Advancements in reproductive technology have expanded the influence that parents can have on their children. Pre-implantation screening and selection, prenatal screening and selective abortion, and fetal gene therapy now make it possible for parents to select features of their children, even before those children are born. Reproductive selection has most frequently been used to select against disabilities. However, procreators have now begun to use reproductive selection to select for disabilities, such as deafness and dwarfism. Though parents are often afforded a special moral permission to determine many aspects of their children’s lives, that permission does not obviously include a permission to select for disabilities in their future children.
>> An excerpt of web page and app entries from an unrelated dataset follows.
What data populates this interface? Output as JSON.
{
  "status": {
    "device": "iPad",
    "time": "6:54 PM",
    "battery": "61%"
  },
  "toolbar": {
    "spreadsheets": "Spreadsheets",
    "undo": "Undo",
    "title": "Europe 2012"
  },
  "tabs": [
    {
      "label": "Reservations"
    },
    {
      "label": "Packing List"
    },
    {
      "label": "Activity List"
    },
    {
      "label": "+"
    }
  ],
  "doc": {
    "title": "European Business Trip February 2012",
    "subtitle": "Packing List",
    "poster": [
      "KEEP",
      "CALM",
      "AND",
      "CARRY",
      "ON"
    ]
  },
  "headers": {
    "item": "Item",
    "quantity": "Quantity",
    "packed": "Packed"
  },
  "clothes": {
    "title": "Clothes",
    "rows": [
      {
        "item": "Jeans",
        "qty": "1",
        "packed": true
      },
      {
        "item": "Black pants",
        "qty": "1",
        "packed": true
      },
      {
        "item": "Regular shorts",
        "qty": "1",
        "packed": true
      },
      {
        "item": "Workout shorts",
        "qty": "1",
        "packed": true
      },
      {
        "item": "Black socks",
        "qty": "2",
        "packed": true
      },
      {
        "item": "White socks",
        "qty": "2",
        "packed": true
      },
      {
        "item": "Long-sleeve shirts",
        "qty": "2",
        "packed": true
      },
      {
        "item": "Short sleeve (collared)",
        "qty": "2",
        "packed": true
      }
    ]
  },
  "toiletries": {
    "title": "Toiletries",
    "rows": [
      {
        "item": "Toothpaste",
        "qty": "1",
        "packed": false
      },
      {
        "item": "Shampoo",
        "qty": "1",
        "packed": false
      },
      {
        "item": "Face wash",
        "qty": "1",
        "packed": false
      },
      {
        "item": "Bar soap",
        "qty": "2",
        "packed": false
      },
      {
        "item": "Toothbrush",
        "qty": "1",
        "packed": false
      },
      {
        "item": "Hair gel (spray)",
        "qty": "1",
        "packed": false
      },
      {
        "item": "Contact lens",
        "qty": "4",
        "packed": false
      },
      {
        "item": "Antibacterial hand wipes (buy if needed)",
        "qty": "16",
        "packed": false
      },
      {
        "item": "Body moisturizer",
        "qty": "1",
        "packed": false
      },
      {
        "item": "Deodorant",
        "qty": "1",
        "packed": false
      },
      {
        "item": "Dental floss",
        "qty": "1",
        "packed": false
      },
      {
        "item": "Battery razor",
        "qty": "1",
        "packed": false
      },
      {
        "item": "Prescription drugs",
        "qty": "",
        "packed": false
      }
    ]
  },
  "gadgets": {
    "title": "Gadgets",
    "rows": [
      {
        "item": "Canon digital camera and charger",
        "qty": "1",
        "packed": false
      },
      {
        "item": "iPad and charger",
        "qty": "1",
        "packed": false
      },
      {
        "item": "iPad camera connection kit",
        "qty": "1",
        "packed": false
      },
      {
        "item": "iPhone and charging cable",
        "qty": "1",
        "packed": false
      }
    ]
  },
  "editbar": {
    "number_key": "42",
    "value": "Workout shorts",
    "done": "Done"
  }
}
I argue for a role-based framework to address the morality of using reproductive selection to select for disabilities. Procreators are not unrelated to their offspring; they are often the prospective parents of their offspring. Insofar as procreators procreate in order to become parents, they assume the role of parent and its subsequent obligations. The parental role has a moral end, namely, the facilitation of the child's future autonomy. Parental obligations are keyed to this end. As prospective parents, procreators are also obligated to facilitate the autonomy of their future children. Procreators are prohibited, then, from selecting traits for their children that would impose obstacles to their children's autonomy. Insofar as a disability is an impediment to autonomy, it is not a trait that procreators have a permission to choose on behalf of their offspring.